- Bethel Academy Site (15JS80)
- U.S. National Register of Historic Places
- Location: On cliffs above a bend in the Kentucky River near High Bridge, four miles south of Wilmore
- Nearest city: Wilmore, Kentucky
- Coordinates: 37°49′20″N 84°42′18″W﻿ / ﻿37.82222°N 84.70500°W
- Area: 0.4 acres (0.16 ha)
- Built: 1790
- NRHP reference No.: 84001597
- Added to NRHP: March 15, 1984

= Bethel Academy =

Bethel Academy was the first Methodist school established in the United States west of the Appalachian Mountains. Established by Francis Asbury in 1790, the school operated in present-day Jessamine County, Kentucky until 1805.

==Establishment==
In 1789, Methodists in Kentucky (then the western part of the state of Virginia) appealed to Bishop Asbury for assistance in establishing a school. Asbury promised aid conditional upon his memorialists' ability to secure at least 5000 acre of land. Accordingly, he embarked for Kentucky in the spring of 1790, reaching Lexington on the 12th of May. After meeting with local Methodists and establishing the Kentucky Conference, Asbury departed for Jessamine County.

There he met with Thomas Lewis, who donated sufficient land to found the school. With the assistance of Francis Poythress and John Metcalf, Asbury completed arrangements for the school. Founded in 1790 under the name of Bethel Academy, it was the first Methodist school in the United States west of the Appalachians, and the second in the nation.

==Years of operation==
Poythress directed the construction of the school building on the land given by Lewis. Located on bluffs overlooking a bend in the Kentucky River, near where the late-19th century High Bridge was constructed, the three-story structure sat in a prominent location. It was described by a later writer as strikingly beautiful and convenient for the establishment of a community. The school was completed in time for classes in 1794, with John Metcalf appointed as principal. The school was incorporated by an act of the Kentucky legislature in 1798. Both before and after it opened, Bethel was a center of Methodism in central Kentucky. It hosted a return visit by Asbury in 1792 (during which time he advocated for its support), and the Kentucky Conference met at the school in 1797. The school was frequently in competition with Transylvania Academy, then a Presbyterian school.

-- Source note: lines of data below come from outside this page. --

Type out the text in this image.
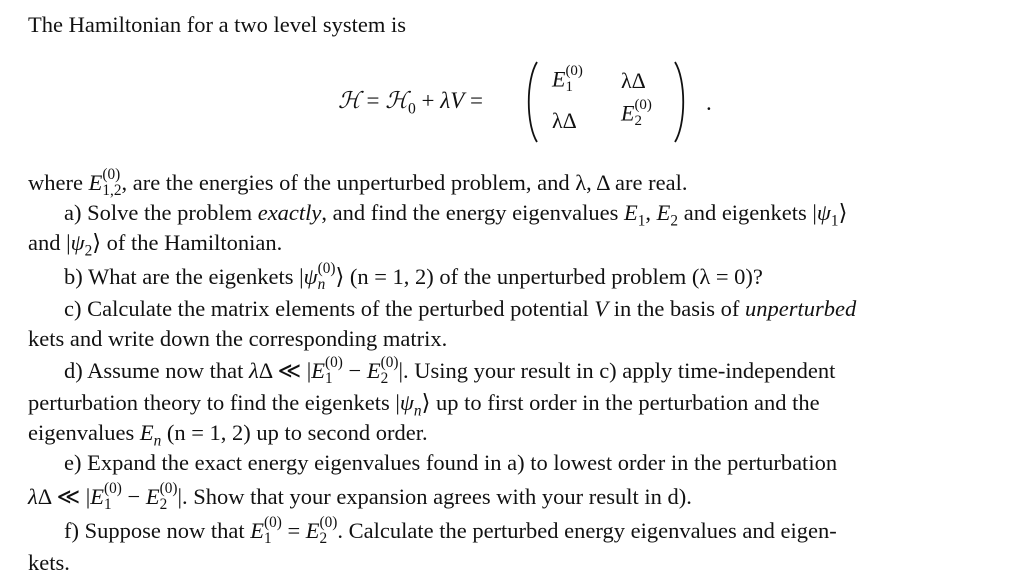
The Hamiltonian for a two level system is
ℋ = ℋ$_0$ + λV =
E (0)
1	λΔ
λΔ E (0)
2
.
where E (0)
1,2 , are the energies of the unperturbed problem, and λ, Δ are real.
a) Solve the problem exactly, and find the energy eigenvalues $E_1$, $E_2$ and eigenkets $|\psi_1⟩$
and $|\psi_2⟩$ of the Hamiltonian.
b) What are the eigenkets |ψ (0)
n ⟩ (n = 1, 2) of the unperturbed problem (λ = 0)?
c) Calculate the matrix elements of the perturbed potential V in the basis of unperturbed
kets and write down the corresponding matrix.
d) Assume now that λΔ ≪ |E (0)
1 − E (0)
2 |. Using your result in c) apply time-independent
perturbation theory to find the eigenkets $|\psi_n⟩$ up to first order in the perturbation and the
eigenvalues $E_n$ (n = 1, 2) up to second order.
e) Expand the exact energy eigenvalues found in a) to lowest order in the perturbation
λΔ ≪ |E (0)
1 − E (0)
2 |. Show that your expansion agrees with your result in d).
f) Suppose now that E (0)
1 = E (0)
2 . Calculate the perturbed energy eigenvalues and eigen-
kets.
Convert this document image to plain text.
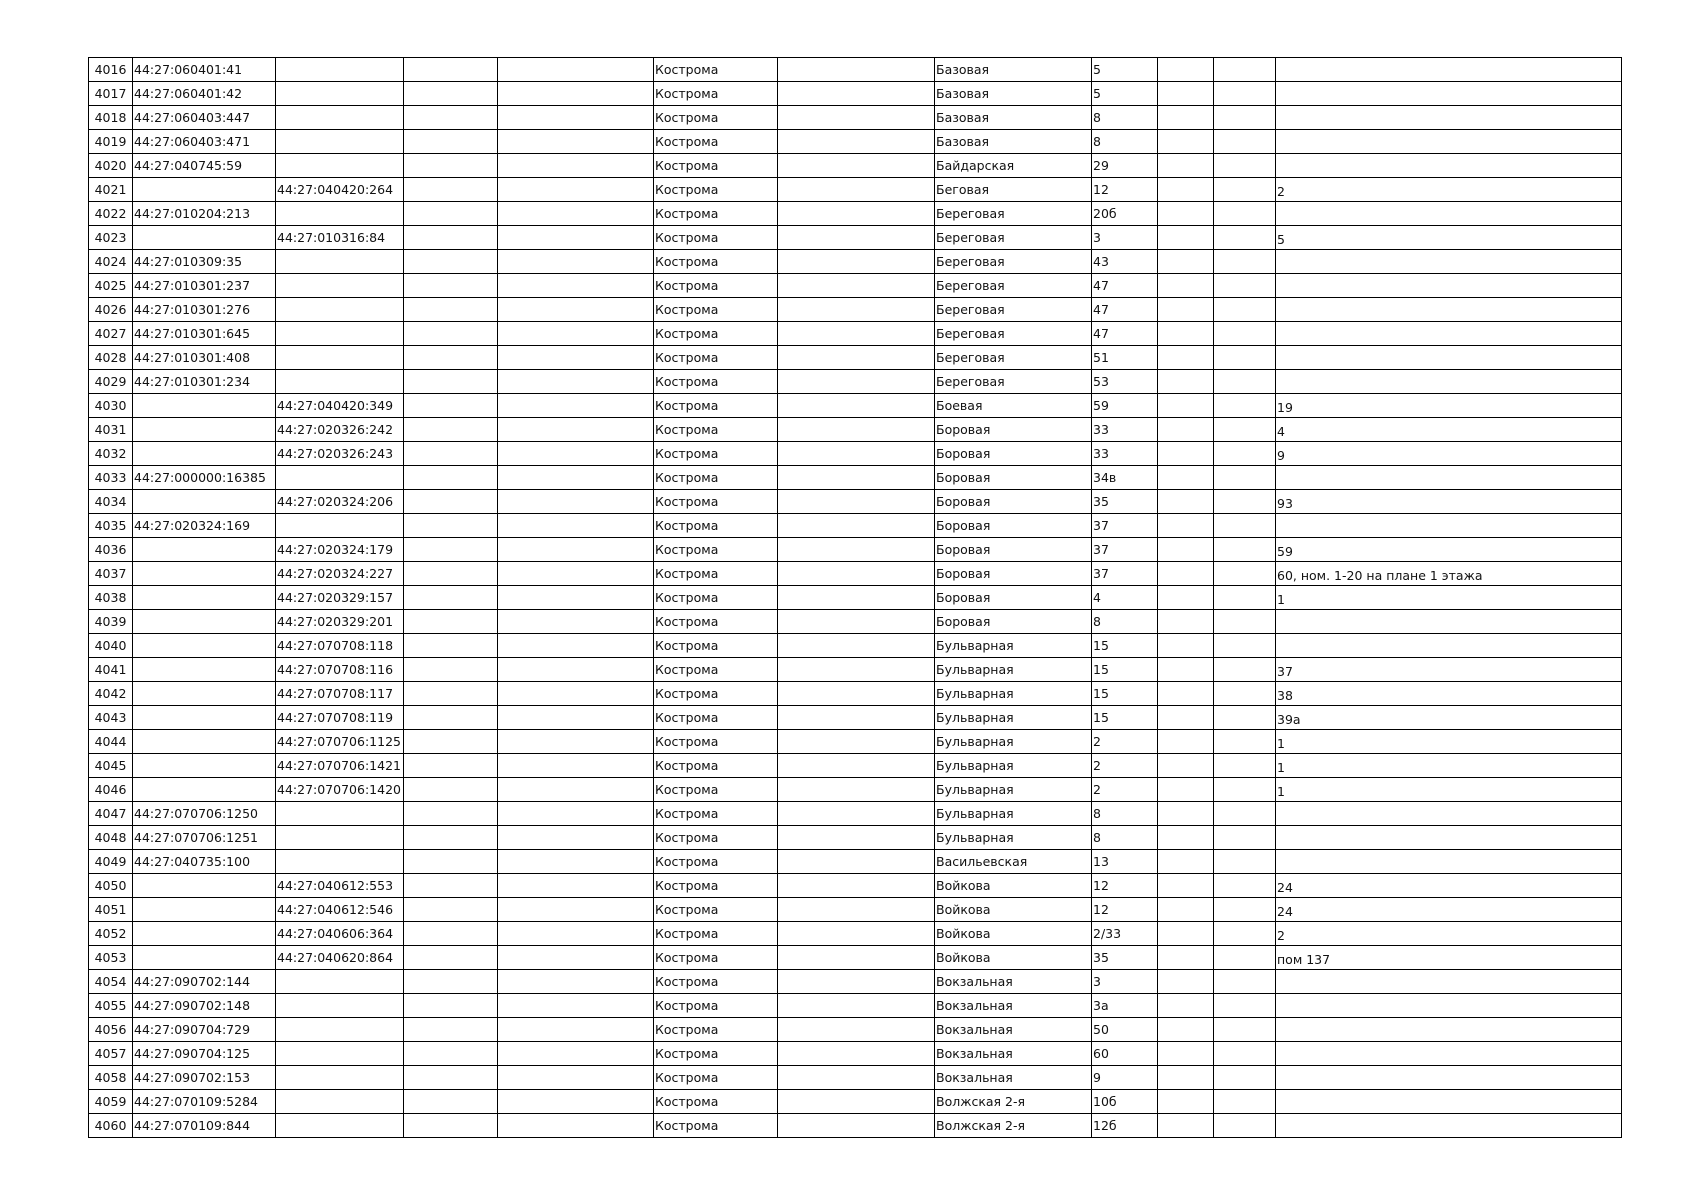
4016	44:27:060401:41				Кострома		Базовая	5			
4017	44:27:060401:42				Кострома		Базовая	5			
4018	44:27:060403:447				Кострома		Базовая	8			
4019	44:27:060403:471				Кострома		Базовая	8			
4020	44:27:040745:59				Кострома		Байдарская	29			
4021		44:27:040420:264			Кострома		Беговая	12			2
4022	44:27:010204:213				Кострома		Береговая	20б			
4023		44:27:010316:84			Кострома		Береговая	3			5
4024	44:27:010309:35				Кострома		Береговая	43			
4025	44:27:010301:237				Кострома		Береговая	47			
4026	44:27:010301:276				Кострома		Береговая	47			
4027	44:27:010301:645				Кострома		Береговая	47			
4028	44:27:010301:408				Кострома		Береговая	51			
4029	44:27:010301:234				Кострома		Береговая	53			
4030		44:27:040420:349			Кострома		Боевая	59			19
4031		44:27:020326:242			Кострома		Боровая	33			4
4032		44:27:020326:243			Кострома		Боровая	33			9
4033	44:27:000000:16385				Кострома		Боровая	34в			
4034		44:27:020324:206			Кострома		Боровая	35			93
4035	44:27:020324:169				Кострома		Боровая	37			
4036		44:27:020324:179			Кострома		Боровая	37			59
4037		44:27:020324:227			Кострома		Боровая	37			60, ном. 1-20 на плане 1 этажа
4038		44:27:020329:157			Кострома		Боровая	4			1
4039		44:27:020329:201			Кострома		Боровая	8			
4040		44:27:070708:118			Кострома		Бульварная	15			
4041		44:27:070708:116			Кострома		Бульварная	15			37
4042		44:27:070708:117			Кострома		Бульварная	15			38
4043		44:27:070708:119			Кострома		Бульварная	15			39а
4044		44:27:070706:1125			Кострома		Бульварная	2			1
4045		44:27:070706:1421			Кострома		Бульварная	2			1
4046		44:27:070706:1420			Кострома		Бульварная	2			1
4047	44:27:070706:1250				Кострома		Бульварная	8			
4048	44:27:070706:1251				Кострома		Бульварная	8			
4049	44:27:040735:100				Кострома		Васильевская	13			
4050		44:27:040612:553			Кострома		Войкова	12			24
4051		44:27:040612:546			Кострома		Войкова	12			24
4052		44:27:040606:364			Кострома		Войкова	2/33			2
4053		44:27:040620:864			Кострома		Войкова	35			пом 137
4054	44:27:090702:144				Кострома		Вокзальная	3			
4055	44:27:090702:148				Кострома		Вокзальная	3а			
4056	44:27:090704:729				Кострома		Вокзальная	50			
4057	44:27:090704:125				Кострома		Вокзальная	60			
4058	44:27:090702:153				Кострома		Вокзальная	9			
4059	44:27:070109:5284				Кострома		Волжская 2-я	10б			
4060	44:27:070109:844				Кострома		Волжская 2-я	12б			
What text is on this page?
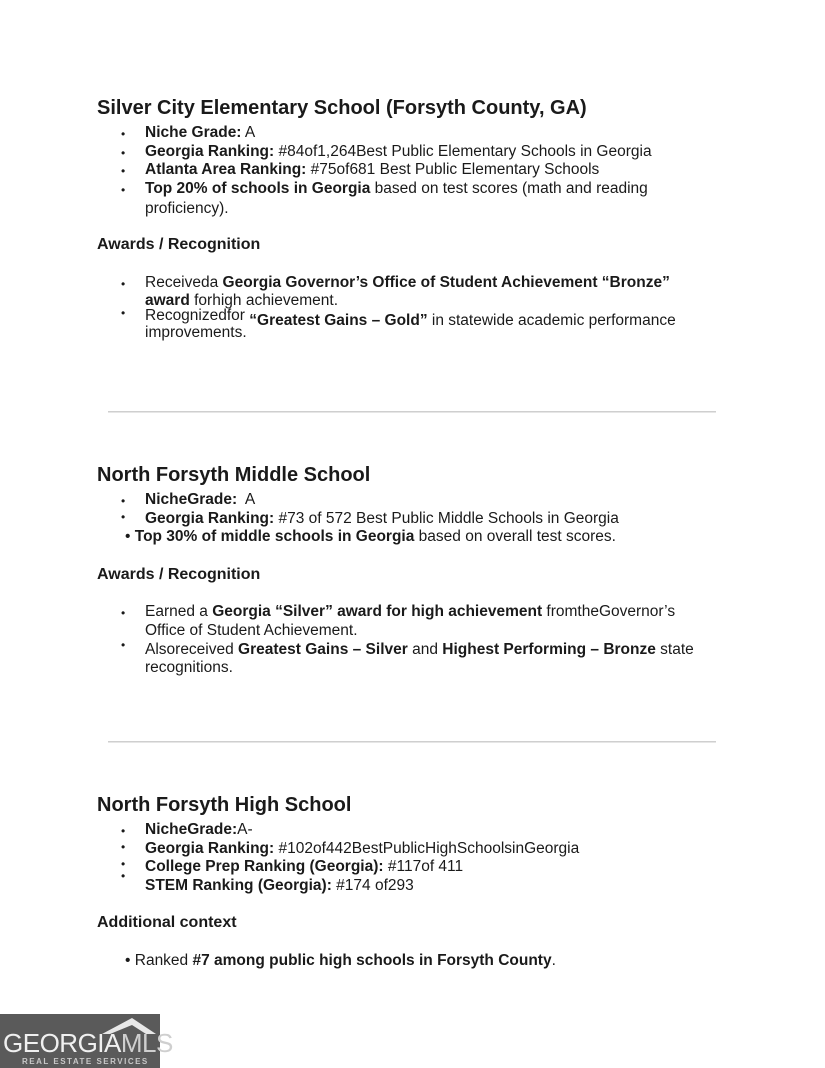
Silver City Elementary School (Forsyth County, GA)
• Niche Grade: A
• Georgia Ranking: #84of1,264Best Public Elementary Schools in Georgia
• Atlanta Area Ranking: #75of681 Best Public Elementary Schools
• Top 20% of schools in Georgia based on test scores (math and reading
proficiency).
Awards / Recognition
• Receiveda Georgia Governor’s Office of Student Achievement “Bronze”
award forhigh achievement.
• Recognizedfor “Greatest Gains – Gold” in statewide academic performance
improvements.
North Forsyth Middle School
• NicheGrade:  A
• Georgia Ranking: #73 of 572 Best Public Middle Schools in Georgia
• Top 30% of middle schools in Georgia based on overall test scores.
Awards / Recognition
• Earned a Georgia “Silver” award for high achievement fromtheGovernor’s
Office of Student Achievement.
• Alsoreceived Greatest Gains – Silver and Highest Performing – Bronze state
recognitions.
North Forsyth High School
• NicheGrade:A-
• Georgia Ranking: #102of442BestPublicHighSchoolsinGeorgia
• College Prep Ranking (Georgia): #117of 411
•
STEM Ranking (Georgia): #174 of293
Additional context
• Ranked #7 among public high schools in Forsyth County.
GEORGIAMLS
REAL ESTATE SERVICES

==Later history and closure==
In 1803, Principal Metcalf moved to Nicholasville in the center of the county, where he opened a school under the name of "Bethel Academy." After this time, the original Bethel was reduced to a less significant status; it continued under the oversight of Nathaniel Harris until closure in 1805.

Metcalf's school flourished for several decades, attaining renown as a private school of high quality. By the end of the nineteenth century, after years of extended agricultural depression reduced private wealth in the region, the school was turned over to the state and converted into a public school. When John Wesley Hughes established a Methodist college in the nearby community of Wilmore in 1890, his choice of the name Asbury College was partially inspired by the history of Bethel Academy.

The site of Bethel Academy was listed on the National Register of Historic Places in 1984 as an archaeological site. This reflects the existence of the school building long after its closure; as late as 1898, the site could be found without difficulty. Its ruins were still easily visible.